La clause d’honoraire de résultat constitue aujourd’hui un outil contractuel courant dans les conventions d’honoraires. Elle permet d’associer la rémunération de l’avocat au succès de la mission confiée, tout en respectant l’interdiction du pacte de quota litis.


Dans la pratique contentieuse, ce succès ne se matérialise pas toujours par une somme obtenue par le client. Il peut également prendre la forme d’une condamnation évitée ou d’une prétention adverse significativement réduite. C’est dans cette logique que certaines conventions prévoient un honoraire calculé sur les sommes “économisées”.


Cette rédaction, très répandue dans les dossiers de défense, suscite toutefois des interrogations juridiques.


Comment définir précisément l’économie réalisée ? Une clause reposant sur cette notion est-elle suffisamment déterminable pour produire effet ? Et surtout, peut-elle être remise en cause au regard du droit de la consommation ?


L’arrêt rendu par la deuxième chambre civile de la Cour de cassation le 12 mars 2026 apporte un éclairage particulièrement intéressant sur ces questions. La Haute juridiction rappelle qu’une clause d’honoraire de résultat fondée sur l’économie réalisée ne peut pas être écartée pour le seul motif qu’elle manquerait de clarté.


Pour être neutralisée, il appartient au juge de démontrer qu’elle crée un déséquilibre significatif entre les droits et obligations des parties.


Cette décision invite à réexaminer la validité et les conditions de rédaction des clauses d’honoraire de résultat reposant sur la notion d’économie.


La clause d’honoraire de résultat : un mécanisme admis par la loi


L’encadrement légal de la rémunération de l’avocat


La rémunération de l’avocat repose en principe sur la liberté contractuelle. Toutefois, cette liberté est encadrée par plusieurs règles issues de la loi du 31 décembre 1971 et de la déontologie professionnelle.

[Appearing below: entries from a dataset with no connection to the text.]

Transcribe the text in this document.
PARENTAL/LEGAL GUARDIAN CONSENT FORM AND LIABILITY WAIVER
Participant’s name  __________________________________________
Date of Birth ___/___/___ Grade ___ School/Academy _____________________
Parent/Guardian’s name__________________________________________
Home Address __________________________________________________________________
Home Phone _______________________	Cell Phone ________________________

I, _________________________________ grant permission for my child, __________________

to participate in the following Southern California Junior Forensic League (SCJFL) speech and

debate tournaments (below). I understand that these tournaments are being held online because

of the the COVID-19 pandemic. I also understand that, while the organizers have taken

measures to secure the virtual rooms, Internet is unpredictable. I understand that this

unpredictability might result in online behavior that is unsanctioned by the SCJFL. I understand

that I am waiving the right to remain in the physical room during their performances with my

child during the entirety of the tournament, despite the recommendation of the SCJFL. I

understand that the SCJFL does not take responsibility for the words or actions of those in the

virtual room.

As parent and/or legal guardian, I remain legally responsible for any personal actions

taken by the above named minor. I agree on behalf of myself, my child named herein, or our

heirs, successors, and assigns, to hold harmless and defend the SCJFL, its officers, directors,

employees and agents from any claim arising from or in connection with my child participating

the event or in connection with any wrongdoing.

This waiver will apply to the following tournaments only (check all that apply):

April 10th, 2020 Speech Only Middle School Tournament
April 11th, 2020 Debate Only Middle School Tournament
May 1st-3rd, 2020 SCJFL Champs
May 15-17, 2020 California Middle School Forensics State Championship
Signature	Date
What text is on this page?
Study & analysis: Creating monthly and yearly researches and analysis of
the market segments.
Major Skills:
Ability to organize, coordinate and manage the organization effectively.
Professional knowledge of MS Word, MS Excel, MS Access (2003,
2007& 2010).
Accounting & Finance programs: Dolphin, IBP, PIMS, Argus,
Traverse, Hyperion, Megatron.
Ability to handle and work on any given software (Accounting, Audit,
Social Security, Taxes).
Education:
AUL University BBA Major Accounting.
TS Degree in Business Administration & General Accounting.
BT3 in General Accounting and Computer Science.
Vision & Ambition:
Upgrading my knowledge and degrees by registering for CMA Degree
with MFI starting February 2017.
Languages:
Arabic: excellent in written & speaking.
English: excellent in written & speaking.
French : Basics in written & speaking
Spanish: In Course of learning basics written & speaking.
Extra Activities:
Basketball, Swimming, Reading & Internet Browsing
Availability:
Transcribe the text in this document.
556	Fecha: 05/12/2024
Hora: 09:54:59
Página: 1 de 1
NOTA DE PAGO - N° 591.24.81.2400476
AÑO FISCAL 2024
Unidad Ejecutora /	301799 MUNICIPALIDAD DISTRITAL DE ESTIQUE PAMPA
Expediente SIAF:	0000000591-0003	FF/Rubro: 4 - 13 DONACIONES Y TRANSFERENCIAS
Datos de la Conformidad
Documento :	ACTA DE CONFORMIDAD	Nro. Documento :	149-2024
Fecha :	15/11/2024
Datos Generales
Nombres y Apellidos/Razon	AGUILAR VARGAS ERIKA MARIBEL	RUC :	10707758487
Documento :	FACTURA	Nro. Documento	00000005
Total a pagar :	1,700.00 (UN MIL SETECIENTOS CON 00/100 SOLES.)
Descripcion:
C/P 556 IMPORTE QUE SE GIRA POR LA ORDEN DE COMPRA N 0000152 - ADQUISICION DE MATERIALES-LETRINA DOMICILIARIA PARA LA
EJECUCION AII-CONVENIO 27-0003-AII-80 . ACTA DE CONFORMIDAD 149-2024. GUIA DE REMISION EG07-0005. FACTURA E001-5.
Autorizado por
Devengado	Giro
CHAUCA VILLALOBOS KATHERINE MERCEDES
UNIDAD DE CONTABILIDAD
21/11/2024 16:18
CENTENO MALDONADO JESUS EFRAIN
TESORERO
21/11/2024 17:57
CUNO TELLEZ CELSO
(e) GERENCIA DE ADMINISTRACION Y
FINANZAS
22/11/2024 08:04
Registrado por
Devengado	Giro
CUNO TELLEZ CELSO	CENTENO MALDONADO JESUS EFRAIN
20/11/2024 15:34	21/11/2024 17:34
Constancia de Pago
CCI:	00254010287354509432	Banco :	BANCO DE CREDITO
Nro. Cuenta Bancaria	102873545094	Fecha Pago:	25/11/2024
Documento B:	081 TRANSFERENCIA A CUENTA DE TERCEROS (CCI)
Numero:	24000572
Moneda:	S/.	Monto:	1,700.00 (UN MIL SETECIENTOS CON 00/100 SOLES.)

Le principe est désormais bien établi : sauf exceptions limitées, l’avocat doit conclure une convention d’honoraires écrite avec son client. Cette convention précise notamment le mode de détermination des honoraires et les diligences prévisibles.


Le législateur interdit en revanche les conventions prévoyant une rémunération exclusivement fondée sur le résultat judiciaire. Ce mécanisme, traditionnellement qualifié de pacte de quota litis, est prohibé car il pourrait porter atteinte à l’indépendance de l’avocat.


En revanche, la loi autorise expressément la stipulation d’un honoraire complémentaire de résultat venant s’ajouter à la rémunération des diligences accomplies.


Dans la pratique, ce mécanisme permet de tenir compte de l’aléa inhérent à toute procédure judiciaire. Il constitue également un outil d’équilibre économique dans certains dossiers où les diligences peuvent être particulièrement lourdes.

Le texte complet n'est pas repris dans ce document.